Kuster, in an interview with Patch after the state primary, said her campaign was about ending the partisan gridlock in Washington.

"My opponent has chosen to start right off the bat negative, and our message is positive," she said. "Congress is broken."

Today, Kuster responded with a statement calling Bass anything but bipartisan. She said,

"Congressman Bass is trying to distract from the fact that he has said he shares an agenda with the Tea Party and has voted to privatize Social Security, end Medicare, and cut veterans benefits.
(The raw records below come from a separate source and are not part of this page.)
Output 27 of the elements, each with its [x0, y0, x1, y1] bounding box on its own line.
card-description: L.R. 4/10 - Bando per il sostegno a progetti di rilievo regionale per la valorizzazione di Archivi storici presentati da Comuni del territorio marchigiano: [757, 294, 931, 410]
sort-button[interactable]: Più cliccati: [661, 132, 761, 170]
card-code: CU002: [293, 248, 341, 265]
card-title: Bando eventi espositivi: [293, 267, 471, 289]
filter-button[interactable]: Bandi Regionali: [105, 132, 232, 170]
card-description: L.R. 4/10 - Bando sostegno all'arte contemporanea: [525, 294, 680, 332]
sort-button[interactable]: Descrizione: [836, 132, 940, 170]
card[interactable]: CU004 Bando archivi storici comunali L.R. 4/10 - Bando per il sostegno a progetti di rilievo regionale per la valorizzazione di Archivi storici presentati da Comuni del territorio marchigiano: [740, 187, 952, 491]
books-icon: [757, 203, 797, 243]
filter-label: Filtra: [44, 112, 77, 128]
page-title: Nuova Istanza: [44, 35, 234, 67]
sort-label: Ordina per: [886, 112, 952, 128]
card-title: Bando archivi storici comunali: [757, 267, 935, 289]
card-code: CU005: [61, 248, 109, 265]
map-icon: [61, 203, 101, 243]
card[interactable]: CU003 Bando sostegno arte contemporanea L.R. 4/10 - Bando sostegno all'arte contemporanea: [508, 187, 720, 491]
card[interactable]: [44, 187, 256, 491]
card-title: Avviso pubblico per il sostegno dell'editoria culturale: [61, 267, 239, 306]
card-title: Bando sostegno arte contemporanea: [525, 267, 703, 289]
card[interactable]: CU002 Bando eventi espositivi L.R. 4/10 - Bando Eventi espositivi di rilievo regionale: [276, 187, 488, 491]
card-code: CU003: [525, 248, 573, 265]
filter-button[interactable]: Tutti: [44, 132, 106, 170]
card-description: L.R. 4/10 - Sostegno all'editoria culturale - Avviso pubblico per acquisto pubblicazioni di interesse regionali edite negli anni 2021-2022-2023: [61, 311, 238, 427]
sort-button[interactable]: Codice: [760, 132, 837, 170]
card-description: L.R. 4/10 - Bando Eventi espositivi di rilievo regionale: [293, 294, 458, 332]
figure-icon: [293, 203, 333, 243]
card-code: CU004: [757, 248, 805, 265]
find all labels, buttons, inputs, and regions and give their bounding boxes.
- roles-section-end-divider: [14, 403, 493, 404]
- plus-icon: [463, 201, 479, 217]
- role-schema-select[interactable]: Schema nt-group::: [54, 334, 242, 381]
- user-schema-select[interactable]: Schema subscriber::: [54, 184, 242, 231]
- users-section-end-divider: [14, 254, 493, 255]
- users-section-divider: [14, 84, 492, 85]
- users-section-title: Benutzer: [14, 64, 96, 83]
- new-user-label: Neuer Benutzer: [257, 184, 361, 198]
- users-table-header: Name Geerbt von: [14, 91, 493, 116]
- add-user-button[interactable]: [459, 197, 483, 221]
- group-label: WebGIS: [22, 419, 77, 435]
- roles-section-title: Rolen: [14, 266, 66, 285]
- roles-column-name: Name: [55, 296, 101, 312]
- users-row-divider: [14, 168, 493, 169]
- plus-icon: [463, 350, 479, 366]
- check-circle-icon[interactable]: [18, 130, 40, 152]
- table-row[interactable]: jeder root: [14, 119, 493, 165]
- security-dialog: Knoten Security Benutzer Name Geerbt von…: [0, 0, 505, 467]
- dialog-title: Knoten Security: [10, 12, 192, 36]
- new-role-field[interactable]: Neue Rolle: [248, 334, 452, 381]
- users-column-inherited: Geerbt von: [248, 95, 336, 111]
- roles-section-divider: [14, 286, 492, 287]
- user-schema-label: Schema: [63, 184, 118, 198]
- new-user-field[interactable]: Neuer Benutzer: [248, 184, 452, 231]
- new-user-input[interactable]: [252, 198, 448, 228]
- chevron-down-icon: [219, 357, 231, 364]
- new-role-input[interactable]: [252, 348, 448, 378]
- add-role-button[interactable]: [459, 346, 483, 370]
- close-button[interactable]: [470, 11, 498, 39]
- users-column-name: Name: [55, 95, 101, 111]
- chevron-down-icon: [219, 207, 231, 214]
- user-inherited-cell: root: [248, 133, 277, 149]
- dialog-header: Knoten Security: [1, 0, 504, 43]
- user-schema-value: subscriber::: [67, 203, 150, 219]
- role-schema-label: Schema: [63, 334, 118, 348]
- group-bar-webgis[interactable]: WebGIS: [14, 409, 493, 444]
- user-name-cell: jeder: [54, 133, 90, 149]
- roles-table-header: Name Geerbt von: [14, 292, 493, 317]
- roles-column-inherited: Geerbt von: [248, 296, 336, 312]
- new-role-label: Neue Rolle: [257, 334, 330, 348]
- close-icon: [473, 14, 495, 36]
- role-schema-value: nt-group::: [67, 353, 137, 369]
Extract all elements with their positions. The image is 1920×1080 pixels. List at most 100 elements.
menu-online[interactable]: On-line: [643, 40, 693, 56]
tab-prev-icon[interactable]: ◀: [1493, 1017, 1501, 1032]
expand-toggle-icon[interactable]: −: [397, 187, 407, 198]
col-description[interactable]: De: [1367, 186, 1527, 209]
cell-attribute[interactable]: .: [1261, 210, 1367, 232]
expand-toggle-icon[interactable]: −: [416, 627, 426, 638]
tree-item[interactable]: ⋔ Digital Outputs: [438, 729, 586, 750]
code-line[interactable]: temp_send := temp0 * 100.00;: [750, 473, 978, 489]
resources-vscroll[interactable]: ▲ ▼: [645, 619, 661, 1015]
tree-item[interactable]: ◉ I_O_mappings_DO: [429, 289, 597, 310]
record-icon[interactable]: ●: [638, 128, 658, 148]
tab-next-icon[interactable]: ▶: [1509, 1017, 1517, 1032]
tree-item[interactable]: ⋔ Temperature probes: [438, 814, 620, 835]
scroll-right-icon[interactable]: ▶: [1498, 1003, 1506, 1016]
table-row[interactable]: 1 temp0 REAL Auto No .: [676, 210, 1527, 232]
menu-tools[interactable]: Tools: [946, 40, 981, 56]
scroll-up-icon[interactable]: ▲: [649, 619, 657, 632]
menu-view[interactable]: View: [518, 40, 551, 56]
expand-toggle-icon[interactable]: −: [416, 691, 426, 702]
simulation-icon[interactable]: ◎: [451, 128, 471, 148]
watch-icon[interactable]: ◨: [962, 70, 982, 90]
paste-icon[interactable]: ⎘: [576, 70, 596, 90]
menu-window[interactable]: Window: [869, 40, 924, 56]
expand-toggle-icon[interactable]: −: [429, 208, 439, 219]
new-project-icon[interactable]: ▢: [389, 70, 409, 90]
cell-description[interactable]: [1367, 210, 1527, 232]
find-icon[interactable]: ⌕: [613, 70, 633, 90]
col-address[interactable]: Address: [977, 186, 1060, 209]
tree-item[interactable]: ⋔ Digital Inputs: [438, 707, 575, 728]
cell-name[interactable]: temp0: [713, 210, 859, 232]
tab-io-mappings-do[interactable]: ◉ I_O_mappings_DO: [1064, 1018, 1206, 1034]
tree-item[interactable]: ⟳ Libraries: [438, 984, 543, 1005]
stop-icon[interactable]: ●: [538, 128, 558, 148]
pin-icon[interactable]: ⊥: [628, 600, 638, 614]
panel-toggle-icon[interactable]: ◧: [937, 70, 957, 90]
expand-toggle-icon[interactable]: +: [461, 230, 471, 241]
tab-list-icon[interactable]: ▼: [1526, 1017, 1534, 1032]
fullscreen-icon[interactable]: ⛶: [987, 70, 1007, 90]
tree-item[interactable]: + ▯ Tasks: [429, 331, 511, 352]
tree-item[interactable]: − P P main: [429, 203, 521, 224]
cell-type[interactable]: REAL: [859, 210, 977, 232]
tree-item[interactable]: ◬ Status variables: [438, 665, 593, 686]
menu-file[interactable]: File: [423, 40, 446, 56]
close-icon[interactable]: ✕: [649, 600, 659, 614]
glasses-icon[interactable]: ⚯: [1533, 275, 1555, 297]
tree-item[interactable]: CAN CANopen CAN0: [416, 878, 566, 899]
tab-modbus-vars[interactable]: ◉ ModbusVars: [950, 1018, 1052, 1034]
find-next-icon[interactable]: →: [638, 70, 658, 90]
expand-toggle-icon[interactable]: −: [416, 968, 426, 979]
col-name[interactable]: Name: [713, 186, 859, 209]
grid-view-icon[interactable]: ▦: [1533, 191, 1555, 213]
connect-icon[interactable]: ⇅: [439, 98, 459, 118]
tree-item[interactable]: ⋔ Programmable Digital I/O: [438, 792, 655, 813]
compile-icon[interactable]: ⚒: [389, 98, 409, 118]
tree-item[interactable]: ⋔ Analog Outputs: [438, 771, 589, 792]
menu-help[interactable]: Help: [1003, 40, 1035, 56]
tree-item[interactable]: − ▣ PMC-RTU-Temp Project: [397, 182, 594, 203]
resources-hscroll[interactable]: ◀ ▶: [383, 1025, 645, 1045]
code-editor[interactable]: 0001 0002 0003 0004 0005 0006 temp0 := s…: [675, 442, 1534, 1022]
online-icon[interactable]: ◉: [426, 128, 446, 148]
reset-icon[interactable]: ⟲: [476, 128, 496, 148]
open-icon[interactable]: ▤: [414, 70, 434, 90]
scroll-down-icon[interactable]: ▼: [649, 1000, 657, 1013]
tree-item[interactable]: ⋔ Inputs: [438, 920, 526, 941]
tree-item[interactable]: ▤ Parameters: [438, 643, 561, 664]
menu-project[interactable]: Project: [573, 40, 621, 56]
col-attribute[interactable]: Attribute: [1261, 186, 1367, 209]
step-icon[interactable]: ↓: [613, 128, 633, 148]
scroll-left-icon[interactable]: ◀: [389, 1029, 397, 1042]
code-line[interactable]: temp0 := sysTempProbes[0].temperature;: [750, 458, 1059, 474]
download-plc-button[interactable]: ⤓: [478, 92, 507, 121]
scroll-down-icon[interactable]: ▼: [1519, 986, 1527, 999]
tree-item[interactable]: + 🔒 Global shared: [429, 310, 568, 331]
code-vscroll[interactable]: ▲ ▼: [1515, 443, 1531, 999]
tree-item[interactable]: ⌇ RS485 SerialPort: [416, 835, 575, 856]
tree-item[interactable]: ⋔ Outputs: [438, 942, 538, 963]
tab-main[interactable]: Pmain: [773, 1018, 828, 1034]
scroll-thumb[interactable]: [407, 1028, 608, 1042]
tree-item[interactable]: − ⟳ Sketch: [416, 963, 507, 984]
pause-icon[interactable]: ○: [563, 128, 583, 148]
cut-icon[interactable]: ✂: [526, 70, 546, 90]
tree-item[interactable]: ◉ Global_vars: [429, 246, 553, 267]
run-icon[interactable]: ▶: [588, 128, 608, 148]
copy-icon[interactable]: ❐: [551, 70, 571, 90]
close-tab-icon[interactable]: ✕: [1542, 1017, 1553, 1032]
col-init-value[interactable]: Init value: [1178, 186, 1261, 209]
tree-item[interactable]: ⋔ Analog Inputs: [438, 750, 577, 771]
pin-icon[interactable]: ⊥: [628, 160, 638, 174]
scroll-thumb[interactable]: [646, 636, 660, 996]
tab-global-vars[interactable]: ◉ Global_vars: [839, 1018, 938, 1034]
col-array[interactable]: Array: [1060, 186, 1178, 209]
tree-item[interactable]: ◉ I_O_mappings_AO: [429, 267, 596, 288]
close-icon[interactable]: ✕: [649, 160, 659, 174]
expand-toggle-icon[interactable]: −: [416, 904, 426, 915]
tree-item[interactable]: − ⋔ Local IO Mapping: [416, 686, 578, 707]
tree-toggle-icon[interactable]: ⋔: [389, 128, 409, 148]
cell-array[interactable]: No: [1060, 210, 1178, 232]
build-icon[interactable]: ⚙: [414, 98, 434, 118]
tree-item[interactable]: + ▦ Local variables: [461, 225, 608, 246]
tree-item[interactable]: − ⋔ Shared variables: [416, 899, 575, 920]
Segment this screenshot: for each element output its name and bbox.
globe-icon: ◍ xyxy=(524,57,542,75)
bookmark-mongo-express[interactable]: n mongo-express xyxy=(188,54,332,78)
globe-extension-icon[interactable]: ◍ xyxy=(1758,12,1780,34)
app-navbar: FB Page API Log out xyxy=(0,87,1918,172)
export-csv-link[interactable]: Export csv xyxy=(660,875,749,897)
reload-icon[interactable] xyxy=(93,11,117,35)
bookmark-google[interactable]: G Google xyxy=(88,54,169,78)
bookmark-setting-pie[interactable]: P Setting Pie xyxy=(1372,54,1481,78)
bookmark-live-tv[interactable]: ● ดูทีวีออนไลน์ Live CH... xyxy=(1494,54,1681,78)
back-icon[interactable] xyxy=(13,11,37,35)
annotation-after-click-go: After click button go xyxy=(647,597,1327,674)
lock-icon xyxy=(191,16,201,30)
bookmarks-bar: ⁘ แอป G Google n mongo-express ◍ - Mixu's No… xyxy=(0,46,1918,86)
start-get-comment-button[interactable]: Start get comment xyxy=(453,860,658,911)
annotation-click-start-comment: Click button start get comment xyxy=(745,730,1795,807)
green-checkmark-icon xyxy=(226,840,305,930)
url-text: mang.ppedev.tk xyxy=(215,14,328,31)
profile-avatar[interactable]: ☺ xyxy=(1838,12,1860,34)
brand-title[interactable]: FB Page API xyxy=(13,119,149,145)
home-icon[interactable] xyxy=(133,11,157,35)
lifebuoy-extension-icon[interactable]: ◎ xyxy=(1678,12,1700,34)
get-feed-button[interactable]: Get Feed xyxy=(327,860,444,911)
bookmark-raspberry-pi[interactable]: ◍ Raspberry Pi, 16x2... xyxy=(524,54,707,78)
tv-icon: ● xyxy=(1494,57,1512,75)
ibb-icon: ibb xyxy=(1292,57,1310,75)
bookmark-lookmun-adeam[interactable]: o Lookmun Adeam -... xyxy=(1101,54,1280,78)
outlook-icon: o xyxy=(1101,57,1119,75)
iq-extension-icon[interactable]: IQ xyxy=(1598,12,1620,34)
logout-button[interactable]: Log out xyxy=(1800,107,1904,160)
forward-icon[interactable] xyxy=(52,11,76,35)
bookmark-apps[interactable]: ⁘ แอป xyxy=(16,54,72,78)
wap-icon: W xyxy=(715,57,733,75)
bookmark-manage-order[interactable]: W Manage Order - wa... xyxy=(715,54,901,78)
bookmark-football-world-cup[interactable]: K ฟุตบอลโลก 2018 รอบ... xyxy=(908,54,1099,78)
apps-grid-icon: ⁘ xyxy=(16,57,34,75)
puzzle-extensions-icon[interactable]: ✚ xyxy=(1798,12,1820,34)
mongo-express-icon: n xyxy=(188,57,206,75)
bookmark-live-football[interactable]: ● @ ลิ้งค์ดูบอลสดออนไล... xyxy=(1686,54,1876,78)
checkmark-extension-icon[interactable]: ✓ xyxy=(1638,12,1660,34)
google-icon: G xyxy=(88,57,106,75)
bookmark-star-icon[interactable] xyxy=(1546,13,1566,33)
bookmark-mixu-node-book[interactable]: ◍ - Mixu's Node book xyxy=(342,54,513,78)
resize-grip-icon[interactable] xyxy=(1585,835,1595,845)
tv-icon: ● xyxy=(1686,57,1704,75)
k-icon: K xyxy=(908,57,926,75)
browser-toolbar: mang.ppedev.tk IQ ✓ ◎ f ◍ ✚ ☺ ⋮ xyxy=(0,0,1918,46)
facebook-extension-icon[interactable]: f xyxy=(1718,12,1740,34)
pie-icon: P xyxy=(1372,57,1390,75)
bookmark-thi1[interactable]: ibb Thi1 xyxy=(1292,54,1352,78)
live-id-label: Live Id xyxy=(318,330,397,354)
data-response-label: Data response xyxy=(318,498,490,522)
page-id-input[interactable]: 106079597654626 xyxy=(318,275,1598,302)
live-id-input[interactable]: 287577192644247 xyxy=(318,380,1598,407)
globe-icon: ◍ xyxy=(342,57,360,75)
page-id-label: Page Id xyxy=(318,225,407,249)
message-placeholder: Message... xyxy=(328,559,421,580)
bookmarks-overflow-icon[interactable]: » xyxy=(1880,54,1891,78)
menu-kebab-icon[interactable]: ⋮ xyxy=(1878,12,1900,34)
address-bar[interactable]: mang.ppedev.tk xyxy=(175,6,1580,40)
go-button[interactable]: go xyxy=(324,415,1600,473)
If he thinks he can fool Granite State voters into believing those radical votes were actually 'bipartisan,' he's been in Washington 14 years too long.

I have spent my life bringing people together to get things done - regardless of political party - including increasing access to affordable medication and higher education for New Hampshire seniors and students. In Congress, I will continue to support New Hampshire businesses by signing on to Republican Senator Kelly Ayotte’s resolution to prevent N.H. businesses from having to collect other states' sales taxes, streamlining regulation, and eliminating the capital gains tax on small business investment."

Patch asked Bass, in the press conference call Sept. 13, his thoughts on the violence in Cairo and Libya and Mitt Romney criticism of the administration. Bass sounded a high-road note. He responded, in part:

“We live in a new paradigm where we cannot expect the rules of military engagement to be as traditional as they had been in the past and we have to have adequate security at all times everywhere in the world to guard against this kind of attack and it’s a horrible, despicable extra state, if you will, action that has occurred and we need to deal with it on that basis. And I understand the Obama administration has done that and I commend them for it.”